Abgrenzung Freizeitspiel – Sport

Als Freizeitvarianten sind in Deutschland vor allem Boccia und Boule bekannt.

Boccia

Boccia wurde in Deutschland besonders durch den ehemaligen Bundeskanzler Konrad Adenauer populär, der in Wochenschauen beim Boccia-Spiel im Italien-Urlaub gezeigt wurde. In der Folgezeit kam ein Freizeitspiel mit wassergefüllten Plastik-Kugeln auf den Markt, das mit dem eigentlichen Boccia-Spiel (Punto-Raffa-Volo) nichts gemeinsam hat.

Boule

Pétanque-Kugeln

Mit Boule verbinden viele Deutsche das vorwiegend von älteren Franzosen auf französischen Plätzen ausgetragene Freizeit-Kugel-Spiel.
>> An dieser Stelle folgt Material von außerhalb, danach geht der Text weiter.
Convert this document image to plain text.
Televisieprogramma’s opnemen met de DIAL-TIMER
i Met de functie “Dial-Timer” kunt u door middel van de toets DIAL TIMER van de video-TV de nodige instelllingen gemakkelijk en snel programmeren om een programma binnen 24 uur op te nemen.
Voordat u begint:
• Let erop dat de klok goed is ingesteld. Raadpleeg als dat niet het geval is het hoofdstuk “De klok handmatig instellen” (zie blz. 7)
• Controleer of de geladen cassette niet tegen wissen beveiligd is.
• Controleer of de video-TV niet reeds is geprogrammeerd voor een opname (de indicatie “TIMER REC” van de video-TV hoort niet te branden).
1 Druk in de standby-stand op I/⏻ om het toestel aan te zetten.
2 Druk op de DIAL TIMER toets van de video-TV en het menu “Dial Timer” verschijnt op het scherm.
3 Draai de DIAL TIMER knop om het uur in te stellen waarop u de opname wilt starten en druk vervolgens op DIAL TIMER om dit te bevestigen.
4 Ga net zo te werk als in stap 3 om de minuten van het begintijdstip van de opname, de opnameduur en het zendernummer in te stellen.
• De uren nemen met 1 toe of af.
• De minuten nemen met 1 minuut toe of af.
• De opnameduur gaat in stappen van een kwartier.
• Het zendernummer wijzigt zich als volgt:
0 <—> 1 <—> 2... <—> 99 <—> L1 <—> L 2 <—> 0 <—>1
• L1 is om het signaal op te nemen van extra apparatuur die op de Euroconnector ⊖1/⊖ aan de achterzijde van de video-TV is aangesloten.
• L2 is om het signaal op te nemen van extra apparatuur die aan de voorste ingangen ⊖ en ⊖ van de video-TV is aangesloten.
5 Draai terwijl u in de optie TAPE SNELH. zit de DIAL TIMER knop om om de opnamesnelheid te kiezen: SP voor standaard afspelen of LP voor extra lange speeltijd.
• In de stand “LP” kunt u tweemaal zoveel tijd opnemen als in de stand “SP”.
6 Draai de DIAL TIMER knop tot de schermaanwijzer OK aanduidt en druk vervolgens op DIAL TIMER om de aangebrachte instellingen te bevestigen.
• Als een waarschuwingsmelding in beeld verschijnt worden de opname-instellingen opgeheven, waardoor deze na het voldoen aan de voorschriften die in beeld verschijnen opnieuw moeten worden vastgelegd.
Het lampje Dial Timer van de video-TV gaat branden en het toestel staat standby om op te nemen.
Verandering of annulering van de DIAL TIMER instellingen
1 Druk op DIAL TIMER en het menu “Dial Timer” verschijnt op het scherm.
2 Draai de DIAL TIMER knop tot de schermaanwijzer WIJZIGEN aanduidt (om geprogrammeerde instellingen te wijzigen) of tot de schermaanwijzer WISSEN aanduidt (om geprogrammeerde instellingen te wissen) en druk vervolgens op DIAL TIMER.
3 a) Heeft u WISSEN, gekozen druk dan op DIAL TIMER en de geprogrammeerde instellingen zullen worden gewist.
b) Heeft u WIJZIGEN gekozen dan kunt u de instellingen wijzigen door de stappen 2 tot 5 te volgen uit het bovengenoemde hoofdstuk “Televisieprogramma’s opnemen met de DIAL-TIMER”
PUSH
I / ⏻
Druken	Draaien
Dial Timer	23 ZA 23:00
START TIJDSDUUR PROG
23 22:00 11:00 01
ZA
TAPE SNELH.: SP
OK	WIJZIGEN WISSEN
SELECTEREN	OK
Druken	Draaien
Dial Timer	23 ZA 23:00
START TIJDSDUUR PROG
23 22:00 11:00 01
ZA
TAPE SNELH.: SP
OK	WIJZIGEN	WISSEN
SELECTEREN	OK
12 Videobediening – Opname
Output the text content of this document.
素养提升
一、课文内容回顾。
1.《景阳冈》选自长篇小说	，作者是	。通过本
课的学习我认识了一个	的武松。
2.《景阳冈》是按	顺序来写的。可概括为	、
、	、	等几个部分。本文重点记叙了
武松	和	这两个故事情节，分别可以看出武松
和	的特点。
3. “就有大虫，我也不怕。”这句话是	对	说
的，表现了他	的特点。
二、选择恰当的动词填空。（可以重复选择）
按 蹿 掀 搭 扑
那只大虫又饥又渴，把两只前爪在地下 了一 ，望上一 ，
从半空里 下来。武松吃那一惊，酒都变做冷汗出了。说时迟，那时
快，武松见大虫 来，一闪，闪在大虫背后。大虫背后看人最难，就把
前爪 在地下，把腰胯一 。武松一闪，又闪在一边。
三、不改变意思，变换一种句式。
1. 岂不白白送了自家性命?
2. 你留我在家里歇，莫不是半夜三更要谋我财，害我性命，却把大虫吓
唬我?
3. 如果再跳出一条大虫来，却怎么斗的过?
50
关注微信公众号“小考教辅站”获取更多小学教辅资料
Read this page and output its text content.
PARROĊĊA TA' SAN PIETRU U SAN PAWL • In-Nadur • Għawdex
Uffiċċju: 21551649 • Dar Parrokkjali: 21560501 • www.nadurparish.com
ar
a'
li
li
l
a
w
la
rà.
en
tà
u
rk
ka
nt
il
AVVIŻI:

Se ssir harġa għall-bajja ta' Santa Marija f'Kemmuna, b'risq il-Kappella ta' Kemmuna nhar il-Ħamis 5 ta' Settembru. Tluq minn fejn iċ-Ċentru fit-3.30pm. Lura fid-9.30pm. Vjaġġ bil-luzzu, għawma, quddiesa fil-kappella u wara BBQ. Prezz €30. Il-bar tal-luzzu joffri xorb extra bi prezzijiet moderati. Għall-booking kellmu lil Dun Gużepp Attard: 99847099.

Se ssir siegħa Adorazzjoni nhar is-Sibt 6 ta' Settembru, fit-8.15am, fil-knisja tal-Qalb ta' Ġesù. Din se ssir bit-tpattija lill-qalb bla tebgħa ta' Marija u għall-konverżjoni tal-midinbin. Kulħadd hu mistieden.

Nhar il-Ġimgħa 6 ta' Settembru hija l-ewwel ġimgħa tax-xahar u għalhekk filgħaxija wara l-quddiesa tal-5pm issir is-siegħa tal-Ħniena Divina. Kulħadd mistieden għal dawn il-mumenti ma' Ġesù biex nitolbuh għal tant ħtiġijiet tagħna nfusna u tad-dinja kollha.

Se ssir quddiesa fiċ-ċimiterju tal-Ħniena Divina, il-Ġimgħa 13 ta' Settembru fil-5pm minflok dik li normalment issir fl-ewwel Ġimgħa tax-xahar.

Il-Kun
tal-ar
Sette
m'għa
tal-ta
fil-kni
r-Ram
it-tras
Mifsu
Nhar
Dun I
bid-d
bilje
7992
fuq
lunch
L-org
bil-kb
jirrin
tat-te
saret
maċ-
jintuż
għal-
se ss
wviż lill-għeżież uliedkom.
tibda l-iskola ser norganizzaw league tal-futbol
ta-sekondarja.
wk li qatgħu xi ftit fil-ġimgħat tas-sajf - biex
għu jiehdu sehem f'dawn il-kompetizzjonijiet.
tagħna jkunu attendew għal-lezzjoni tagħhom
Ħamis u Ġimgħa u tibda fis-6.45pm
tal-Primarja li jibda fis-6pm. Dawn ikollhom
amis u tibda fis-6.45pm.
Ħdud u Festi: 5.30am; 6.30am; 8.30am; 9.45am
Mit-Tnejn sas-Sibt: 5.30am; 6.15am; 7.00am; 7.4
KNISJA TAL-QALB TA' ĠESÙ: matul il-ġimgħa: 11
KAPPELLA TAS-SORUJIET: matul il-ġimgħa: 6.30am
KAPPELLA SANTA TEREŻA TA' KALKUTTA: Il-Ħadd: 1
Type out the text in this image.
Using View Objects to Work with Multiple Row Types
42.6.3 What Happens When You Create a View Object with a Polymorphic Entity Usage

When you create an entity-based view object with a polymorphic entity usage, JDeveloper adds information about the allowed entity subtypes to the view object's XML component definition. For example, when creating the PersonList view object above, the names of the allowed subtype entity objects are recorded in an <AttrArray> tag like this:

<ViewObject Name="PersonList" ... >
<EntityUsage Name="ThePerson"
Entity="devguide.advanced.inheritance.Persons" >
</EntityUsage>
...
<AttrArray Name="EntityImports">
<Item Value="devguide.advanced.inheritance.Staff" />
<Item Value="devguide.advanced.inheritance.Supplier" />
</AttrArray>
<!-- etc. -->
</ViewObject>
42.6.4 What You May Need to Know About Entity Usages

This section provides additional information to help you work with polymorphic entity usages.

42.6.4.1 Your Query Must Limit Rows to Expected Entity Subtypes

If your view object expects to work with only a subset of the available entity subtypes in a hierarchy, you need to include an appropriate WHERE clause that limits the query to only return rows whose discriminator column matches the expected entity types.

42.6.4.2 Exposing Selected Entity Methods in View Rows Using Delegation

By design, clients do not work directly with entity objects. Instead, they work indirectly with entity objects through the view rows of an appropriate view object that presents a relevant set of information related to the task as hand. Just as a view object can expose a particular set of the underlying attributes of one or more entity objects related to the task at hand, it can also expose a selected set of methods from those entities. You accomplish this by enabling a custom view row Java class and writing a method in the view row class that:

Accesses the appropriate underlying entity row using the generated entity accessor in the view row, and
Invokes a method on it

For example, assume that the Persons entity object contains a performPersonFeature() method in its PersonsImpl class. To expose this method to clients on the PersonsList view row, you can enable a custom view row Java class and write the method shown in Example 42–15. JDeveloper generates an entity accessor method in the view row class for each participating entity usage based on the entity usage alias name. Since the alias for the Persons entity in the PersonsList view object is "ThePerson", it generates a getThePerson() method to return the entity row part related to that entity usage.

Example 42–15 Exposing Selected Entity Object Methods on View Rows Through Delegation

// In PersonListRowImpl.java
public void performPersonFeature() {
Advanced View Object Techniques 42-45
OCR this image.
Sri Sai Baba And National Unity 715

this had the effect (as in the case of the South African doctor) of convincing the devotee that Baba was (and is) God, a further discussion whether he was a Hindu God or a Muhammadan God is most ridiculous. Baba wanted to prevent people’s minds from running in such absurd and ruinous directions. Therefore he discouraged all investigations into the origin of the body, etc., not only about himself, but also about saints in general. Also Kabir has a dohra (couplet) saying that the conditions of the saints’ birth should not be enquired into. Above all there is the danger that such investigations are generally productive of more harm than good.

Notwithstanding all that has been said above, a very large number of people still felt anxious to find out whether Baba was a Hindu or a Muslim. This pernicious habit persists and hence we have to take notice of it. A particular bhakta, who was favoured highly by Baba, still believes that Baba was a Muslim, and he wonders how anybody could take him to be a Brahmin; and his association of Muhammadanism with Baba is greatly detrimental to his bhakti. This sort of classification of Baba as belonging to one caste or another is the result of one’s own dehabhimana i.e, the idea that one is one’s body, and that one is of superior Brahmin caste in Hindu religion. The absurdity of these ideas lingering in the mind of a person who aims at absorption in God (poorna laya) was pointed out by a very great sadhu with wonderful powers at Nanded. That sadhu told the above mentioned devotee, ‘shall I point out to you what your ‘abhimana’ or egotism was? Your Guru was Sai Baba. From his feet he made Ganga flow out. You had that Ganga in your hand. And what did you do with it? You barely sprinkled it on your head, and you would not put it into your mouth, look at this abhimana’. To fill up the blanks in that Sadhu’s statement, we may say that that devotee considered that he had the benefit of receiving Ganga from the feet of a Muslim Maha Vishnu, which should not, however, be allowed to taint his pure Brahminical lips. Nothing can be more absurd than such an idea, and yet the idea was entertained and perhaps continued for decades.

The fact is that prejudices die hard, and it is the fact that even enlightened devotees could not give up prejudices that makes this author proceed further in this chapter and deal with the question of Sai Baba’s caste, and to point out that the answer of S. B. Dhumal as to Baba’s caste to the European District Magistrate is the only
Der korrekte Name ist allerdings Pétanque. Die Franzosen benutzen Pétanque zur Abgrenzung zu anderen französischen Boule-(Kugel-)Sportarten.

Das Spiel auf öffentlichen Plätzen ist die Freizeitvariante, die Sportvariante wird auf oder in Vereinsanlagen (Bouleplatz (frz.: Boulodrome) oder Boulehallen) ausgetragen wird.

Eine Spielart des Boule ist das Crossboule, bei dem der Spielort nicht festgelegt ist, sondern sich dynamisch im allgemeinen öffentlichen Raum bewegt (ähnlich einer Variante des Boßelns).

In Deutschland wurde die Freizeitvariante vor allen von Frankreich-Urlaubern „importiert“ und meist Boule genannt. In den Spielregeln lehnen sich die Freizeitspieler an die Pétanque-Regeln an.

Die Sportvariante Pétanque wurde in Deutschland zunächst vor allem nahe der französischen Grenze und/oder in den französischen Besatzungszonen ausgeübt. So liegt z. B. in Berlin in der ehemaligen französischen Siedlung am Flughafen Tegel ein von Franzosen angelegtes Boulodrome, das nach Abzug der Franzosen vom Club Bouliste de Berlin e.V. aufgekauft wurde.[4]

Hauptartikel Pétanque

Die Sportarten

Grundregeln

Kugeln an der Zielkugel, Rote im Kreis zählen

Bei allen genannten Sportarten spielen zwei Mannschaften oder Formationen gegeneinander, die aus 1 bis 4 Spielern bestehen. Die möglichen Mannschaftsstärken sind in den einzelnen Sportarten verschieden.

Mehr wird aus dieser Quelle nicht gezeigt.